You’ll have to reinstall the driver, for the INF to take effect.
Hi,
Think I found the problem, and it is only indirectly related with the device driver. A registry key was read without specifying the security access level. Apparently when the default level is too high, some environments will give at least reading access, and others will give no access at all.

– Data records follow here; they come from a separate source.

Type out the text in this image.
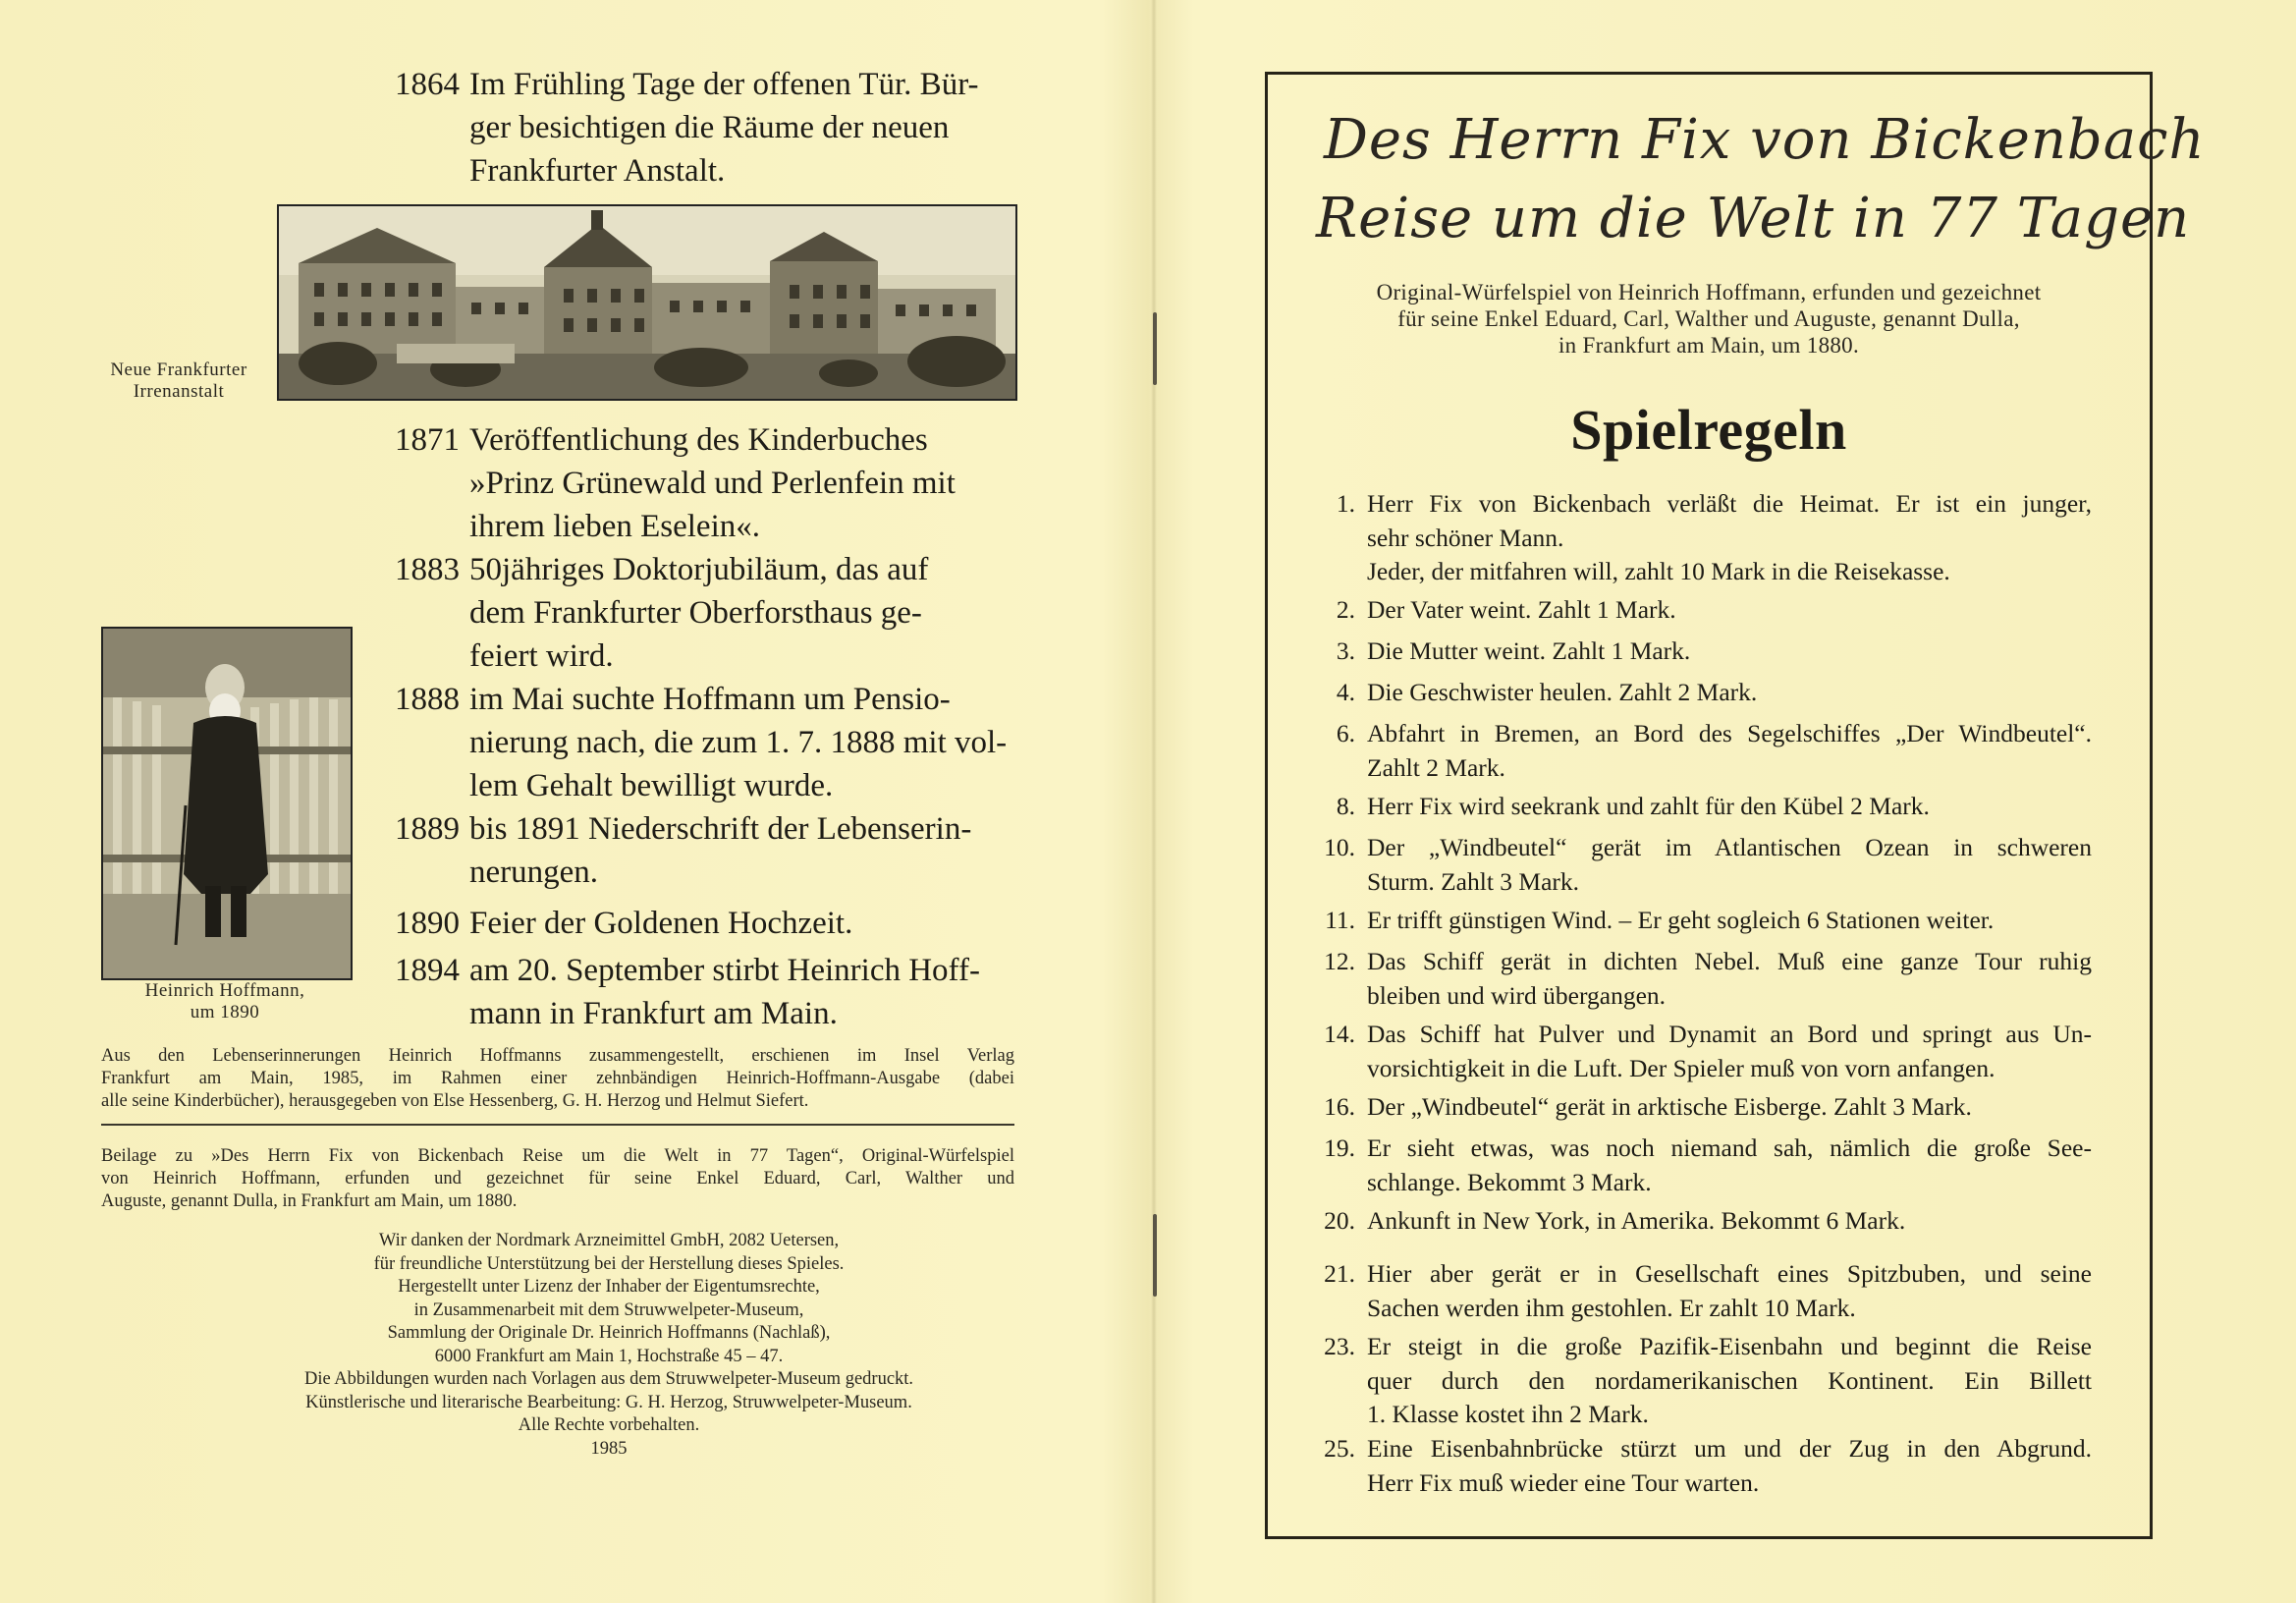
1864 Im Frühling Tage der offenen Tür. Bür-
ger besichtigen die Räume der neuen
Frankfurter Anstalt.
Neue Frankfurter
Irrenanstalt
1871 Veröffentlichung des Kinderbuches
»Prinz Grünewald und Perlenfein mit
ihrem lieben Eselein«.
1883 50jähriges Doktorjubiläum, das auf
dem Frankfurter Oberforsthaus ge-
feiert wird.
1888 im Mai suchte Hoffmann um Pensio-
nierung nach, die zum 1. 7. 1888 mit vol-
lem Gehalt bewilligt wurde.
1889 bis 1891 Niederschrift der Lebenserin-
nerungen.
1890 Feier der Goldenen Hochzeit.
1894 am 20. September stirbt Heinrich Hoff-
mann in Frankfurt am Main.
Heinrich Hoffmann,
um 1890
Aus den Lebenserinnerungen Heinrich Hoffmanns zusammengestellt, erschienen im Insel Verlag
Frankfurt am Main, 1985, im Rahmen einer zehnbändigen Heinrich-Hoffmann-Ausgabe (dabei
alle seine Kinderbücher), herausgegeben von Else Hessenberg, G. H. Herzog und Helmut Siefert.
Beilage zu »Des Herrn Fix von Bickenbach Reise um die Welt in 77 Tagen“, Original-Würfelspiel
von Heinrich Hoffmann, erfunden und gezeichnet für seine Enkel Eduard, Carl, Walther und
Auguste, genannt Dulla, in Frankfurt am Main, um 1880.
Wir danken der Nordmark Arzneimittel GmbH, 2082 Uetersen,
für freundliche Unterstützung bei der Herstellung dieses Spieles.
Hergestellt unter Lizenz der Inhaber der Eigentumsrechte,
in Zusammenarbeit mit dem Struwwelpeter-Museum,
Sammlung der Originale Dr. Heinrich Hoffmanns (Nachlaß),
6000 Frankfurt am Main 1, Hochstraße 45 – 47.
Die Abbildungen wurden nach Vorlagen aus dem Struwwelpeter-Museum gedruckt.
Künstlerische und literarische Bearbeitung: G. H. Herzog, Struwwelpeter-Museum.
Alle Rechte vorbehalten.
1985
Des Herrn Fix von Bickenbach
Reise um die Welt in 77 Tagen
Original-Würfelspiel von Heinrich Hoffmann, erfunden und gezeichnet
für seine Enkel Eduard, Carl, Walther und Auguste, genannt Dulla,
in Frankfurt am Main, um 1880.
Spielregeln
1. Herr Fix von Bickenbach verläßt die Heimat. Er ist ein junger,
sehr schöner Mann.
Jeder, der mitfahren will, zahlt 10 Mark in die Reisekasse.
2. Der Vater weint. Zahlt 1 Mark.
3. Die Mutter weint. Zahlt 1 Mark.
4. Die Geschwister heulen. Zahlt 2 Mark.
6. Abfahrt in Bremen, an Bord des Segelschiffes „Der Windbeutel“.
Zahlt 2 Mark.
8. Herr Fix wird seekrank und zahlt für den Kübel 2 Mark.
10. Der „Windbeutel“ gerät im Atlantischen Ozean in schweren
Sturm. Zahlt 3 Mark.
11. Er trifft günstigen Wind. – Er geht sogleich 6 Stationen weiter.
12. Das Schiff gerät in dichten Nebel. Muß eine ganze Tour ruhig
bleiben und wird übergangen.
14. Das Schiff hat Pulver und Dynamit an Bord und springt aus Un-
vorsichtigkeit in die Luft. Der Spieler muß von vorn anfangen.
16. Der „Windbeutel“ gerät in arktische Eisberge. Zahlt 3 Mark.
19. Er sieht etwas, was noch niemand sah, nämlich die große See-
schlange. Bekommt 3 Mark.
20. Ankunft in New York, in Amerika. Bekommt 6 Mark.
21. Hier aber gerät er in Gesellschaft eines Spitzbuben, und seine
Sachen werden ihm gestohlen. Er zahlt 10 Mark.
23. Er steigt in die große Pazifik-Eisenbahn und beginnt die Reise
quer durch den nordamerikanischen Kontinent. Ein Billett
1. Klasse kostet ihn 2 Mark.
25. Eine Eisenbahnbrücke stürzt um und der Zug in den Abgrund.
Herr Fix muß wieder eine Tour warten.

Thank you for your suggestions,
Regards, Matt
Would you be willing to post more details in case someone else
encounters the same issue? Such as what component is performing this
read and what was your fix?
On 1/24/2011 2:13 AM, xxxxx@avantes.com wrote:
Hi,
Think I found the problem, and it is only indirectly related with the device driver. A registry key was read without specifying the security access level. Apparently when the default level is too high, some environments will give at least reading access, and others will give no access at all.
Thank you for your suggestions,
Regards, Matt
Hi Philip,
I am a bit reluctant to post all details, as it turned out not to be a driver problem. The issue was with use of the TRegistry component in Borland C++ Builder. In version 5, the sample program for this did not contain setting the Access property, thereby relying on the setting of this property in the constructor with a value of KEY_ALL_ACCESS.
Now, reading a registry key like this with standard user rights works just fine in pre-Windows 7 versions of Windows, and it still works fine there with a large number of compilers, like C++ Builder, or the VS2005 compilers.
Not so with e.g. the VC#2008 compiler. Here you will have to specify the Access property with a value of KEY_READ, or the reading of the registry value will fail.
I checked the documentation of a newer version of C++ Builder (2009), and here it is indeed stated that the Access property must be set first, and with a value that is not too high (compared with the user rights).
So obviously, some things have changed here. We probably should have upgraded before being overtaken.
Regards, Matt
“Now, reading a registry key like this with standard user rights works just fine
in pre-Windows 7 versions of Windows”.
It would only work fine in Win9x, which is, thankfully, dead by now.
It would not work in all pre-Win7 NT-based Windows versions. It’s just the people didn’t know better than be logged on as Administrator. Microsoft didn’t tell them otherwise, and that become the biggest hit for Windows security reputation.